1851-overview-2.zip @Captainkirkdawson here is 1851 (the last one to be addressed). I have made the XML with specific tags for each level: District, Sub-District, Parish and Hamlet. They should all have a name attribute, and possibly piece (Districts only), code and note attributes. Is this a pattern which you would be happy for me to apply to all the later years? If we can agree on that format, then we can look at 1841 as a special case and decide how to deal with it.

richardofsussex commented 4 years ago

rg14-overview-4.zip @Captainkirkdawson I've made the changes you requested to rg14. Also placed the parish name in a 'name' attribute, and split off comments in brackets into a 'note' attribute.

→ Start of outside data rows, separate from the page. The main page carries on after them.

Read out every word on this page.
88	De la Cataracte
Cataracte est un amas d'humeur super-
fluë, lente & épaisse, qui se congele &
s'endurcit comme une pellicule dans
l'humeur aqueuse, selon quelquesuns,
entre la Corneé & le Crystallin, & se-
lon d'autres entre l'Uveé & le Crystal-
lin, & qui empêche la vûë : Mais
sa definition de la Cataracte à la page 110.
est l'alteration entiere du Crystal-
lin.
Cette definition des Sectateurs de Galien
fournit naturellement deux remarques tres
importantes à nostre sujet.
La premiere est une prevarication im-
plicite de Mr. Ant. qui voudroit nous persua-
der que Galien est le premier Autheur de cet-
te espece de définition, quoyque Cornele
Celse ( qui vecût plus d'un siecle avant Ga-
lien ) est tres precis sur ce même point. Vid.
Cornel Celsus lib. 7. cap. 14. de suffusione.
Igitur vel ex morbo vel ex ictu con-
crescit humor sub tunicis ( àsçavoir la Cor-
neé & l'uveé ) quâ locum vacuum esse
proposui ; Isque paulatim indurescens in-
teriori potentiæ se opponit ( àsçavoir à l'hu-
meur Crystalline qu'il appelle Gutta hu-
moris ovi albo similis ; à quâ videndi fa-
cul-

Captainkirkdawson commented 4 years ago

@richardofsussex wrt 1851-overview-2 A quick review shows a problem. There are no parishes for many sub districts. Just look at the first 2. I suspect that parish is not being extracted if there is no hamlet.

richardofsussex commented 4 years ago

Good catch: I think I can fix this quickly.

richardofsussex commented 4 years ago

1851-overview-2.zip Here we go ...

Captainkirkdawson commented 4 years ago

@richardofsussex New version of 1851-overview-2 looks to be fine. Like the notes extraction. Will not know more until I try to process into the database. Will not be attempting that for a while as I have too much on my plate rg14-overview-4 has addressed the issues raised and looks OK subject to same caveat above

richardofsussex commented 4 years ago

That's fine: no rush. So long as I know you are happy with the format I am producing, I can continue to tidy up the other years. So long as the XML is consistently structured, it wouldn't be a big job for me to tweak it, were there to be problems when you come to load it.

richardofsussex commented 4 years ago

rg9-overview-4.zip Here is rg9, with the islands and the name/note analysis. I tried and failed in a search for the ships: "recorded elsewhere" ...

richardofsussex commented 4 years ago

rg10-overview-6.zip Here is the updated rg10, with District names restored, hamlets within parishes and the Royal Navy districts recorded as "Ships".

richardofsussex commented 4 years ago

rg10-overview-6.zip Ditto with the ships actually present! (They were recorded as hamlets, so were stripped out by a routine which expected there always to be a parish present.)